The man with an overdeveloped need to provide place a great deal of emphasis on their career, their goals and their ambition. They’re workaholics who may provide material things but spend so much time working, they don’t nurture their relationships or take care of their spiritual needs. Sometimes, the need to provide gets them into debt, or they become so obsessed with providing for the future, they fail to provide their family with basic needs. An example of this would be Howard Langston (Arnold Schwarzenegger’s character) in  the movie, Jingle All the Way.

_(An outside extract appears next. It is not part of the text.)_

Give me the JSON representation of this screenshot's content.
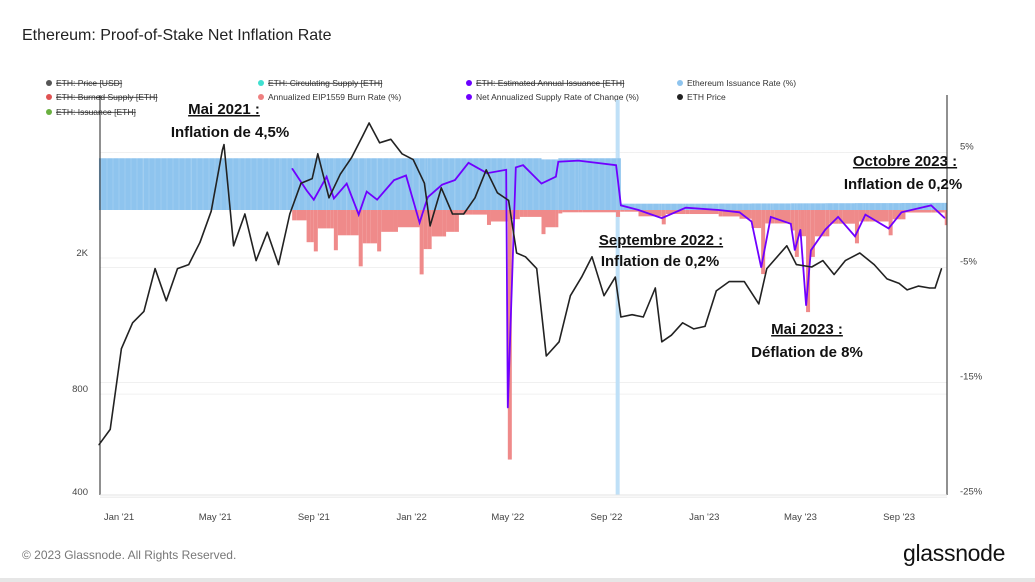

Howard is so involved in providing a beautiful house and a good life for his family, he fails to nurture his relationship wit his son. He breaks his promise to be at a karate belt promotion because he’s too busy making a business deal. He forgets to pick up the only toy his son asks for at Christmas.

Keeping this trait and it’s variations in mind when you’re developing your male characters will make him feel real to your readers.

Next month, part three--Man as the Protector

Home from the war, army nurse Thea Miller is determined to adopt her late sister's baby and begin a new life. But someone else has the same intentions—the town sheriff and Thea's old friend, Mack Worthington. Now, in order to keep her niece in the family, Thea must reach an agreement with him.

Mack isn't sure Thea—whose actions once hurt him badly—is committed to baby Sarah. And a judge may never approve a single-parent adoption for either of them. But what if they got married? It would be a marriage in name only. Yet the more time Mack spends with Thea, the more he begins to believe their pretend family can become the real one they've both been longing for.


Robin Mason said...

i might need to save this one for future reference!! just reading the title i realized my male characters tend to be "shadow people"—they're there and have a significant role, but there's not much about them. (lots of psychology in that statement!)
methinks, i need to fix this in future storylines!!

Patty Smith Hall said...

Robin, there are some great books on this subject--One that I recommend is What Men Refuse to Tell Their Wives. It's an eye-opener!